Много помогал нам разбор каждого боя, будь он удачным или неудачным, обсуждение тактических приемов противника. И всякий раз, когда мы собирались на такое занятие, командир и комиссар были рядом.
Николай Андреевич Верховец не упускал случая, чтобы поднять боевой дух авиаторов. Время было тяжелое, с фронтов поступали неутешительные сводки. И почти каждый в душе переживал свое личное горе: у одного без вести пропали родители, у другого брат был ранен и навсегда остался инвалидом, а третий потерял любимую девушку. Кто поможет им, кто утешит, кто обнадежит и поведет в бой?
Большую работу проводил и комиссар эскадрильи Куница. Однажды после разбора боя уселись мы с ним в тени, под акацией. Начал Семен Андреевич издалека: о моей комсомольской юности, о семье, товарищах. Человек он новый, еще не успел присмотреться к каждому. А до его прихода я временно исполнял обязанности комиссара эскадрильи. К тому же я, можно считать, ветеран полка, знаю людей.
- В партии ты давно? - поинтересовался Куница.
- Два года.
- Прекрасно! У нас большинство летчиков - коммунисты, да и комсомольцы крепкие парни, положиться на них всегда можно.
Я рассказал о тех, с кем летал на боевые задания, - Алелюхине, Шилове, Маланове, Тараканове, Королеве. Комиссар внимательно слушал, изредка задавая вопросы. Потом сказал:
- Ты коммунист и должен разъяснить другим обстановку. Нам сейчас неимоверно трудно. Одесса блокирована, единственная связь с Большой землей море. Некоторые наши товарищи приуныли... А нам нельзя распускаться, нельзя падать духом. Иначе - какие же мы бойцы?
Если бы меня спросили сейчас, какая наиболее яркая черта была присуща характеру Семена Андреевича, я бы, не задумываясь, ответил: любовь к человеку. Мы никогда не видели Куницу одного, он всегда был в окружении летчиков, всегда готов был идти навстречу, помочь в любой беде. Он умел поддержать в тяжелую минуту человека, зажечь в нем огонек надежды, вселить уверенность в будущем. С ним всегда делились самым сокровенным.
Нравилась в Кунице и его жажда летать. Однажды жарким августовским полуднем я лежал в тени деревьев, на мягкой душистой траве в ожидании сигнала на вылет. Мимо по тропинке, чуть пошатываясь от усталости, прошел Семен Андреевич. Я окликнул его.

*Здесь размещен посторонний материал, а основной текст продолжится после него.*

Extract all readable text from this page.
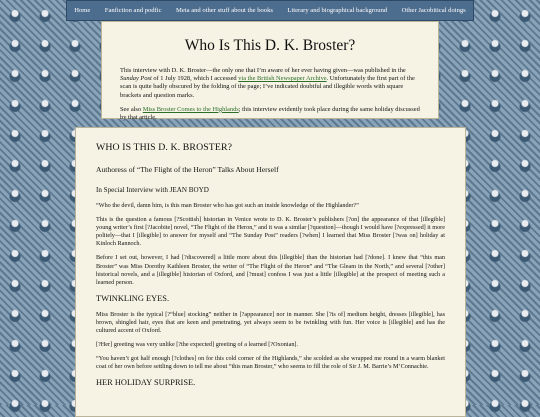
Home	Fanfiction and podfic	Meta and other stuff about the books	Literary and biographical background	Other Jacobitical doings
Who Is This D. K. Broster?

This interview with D. K. Broster—the only one that I’m aware of her ever having given—was published in the Sunday Post of 1 July 1928, which I accessed via the British Newspaper Archive. Unfortunately the first part of the scan is quite badly obscured by the folding of the page; I’ve indicated doubtful and illegible words with square brackets and question marks.

See also Miss Broster Comes to the Highlands; this interview evidently took place during the same holiday discussed by that article.

WHO IS THIS D. K. BROSTER?
Authoress of “The Flight of the Heron” Talks About Herself

In Special Interview with JEAN BOYD

“Who the devil, damn him, is this man Broster who has got such an inside knowledge of the Highlander?”

This is the question a famous [?Scottish] historian in Venice wrote to D. K. Broster’s publishers [?on] the appearance of that [illegible] young writer’s first [?Jacobite] novel, “The Flight of the Heron,” and it was a similar [?question]—though I would have [?expressed] it more politely—that I [illegible] to answer for myself and “The Sunday Post” readers [?when] I learned that Miss Broster [?was on] holiday at Kinloch Rannoch.

Before I set out, however, I had [?discovered] a little more about this [illegible] than the historian had [?done]. I knew that “this man Broster” was Miss Dorothy Kathleen Broster, the writer of “The Flight of the Heron” and “The Gleam in the North,” and several [?other] historical novels, and a [illegible] historian of Oxford, and [?must] confess I was just a little [illegible] at the prospect of meeting such a learned person.

TWINKLING EYES.

Miss Broster is the typical [?“blue] stocking” neither in [?appearance] nor in manner. She [?is of] medium height, dresses [illegible], has brown, shingled hair, eyes that are keen and penetrating, yet always seem to be twinkling with fun. Her voice is [illegible] and has the cultured accent of Oxford.

[?Her] greeting was very unlike [?the expected] greeting of a learned [?Oxonian].

“You haven’t got half enough [?clothes] on for this cold corner of the Highlands,” she scolded as she wrapped me round in a warm blanket coat of her own before settling down to tell me about “this man Broster,” who seems to fill the role of Sir J. M. Barrie’s M’Connachie.

HER HOLIDAY SURPRISE.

- А-а, это ты, старший лейтенант, - сказал комиссар, опускаясь на траву рядом. - Драка была настоящая, а вот результаты плохие, - огорченно протянул он. - Результат - ничья...
Он сломал с куста упругую веточку и стал рисовать на земле схему боя: положение противника и наших самолетов, с какой стороны и под каким ракурсом велась атака. - Все дело в том, что я был ведомым, - с сожалением произнес Куница. - Будь я ведущим, ей-богу, действовал бы решительнее. Надо навязывать свою волю противнику.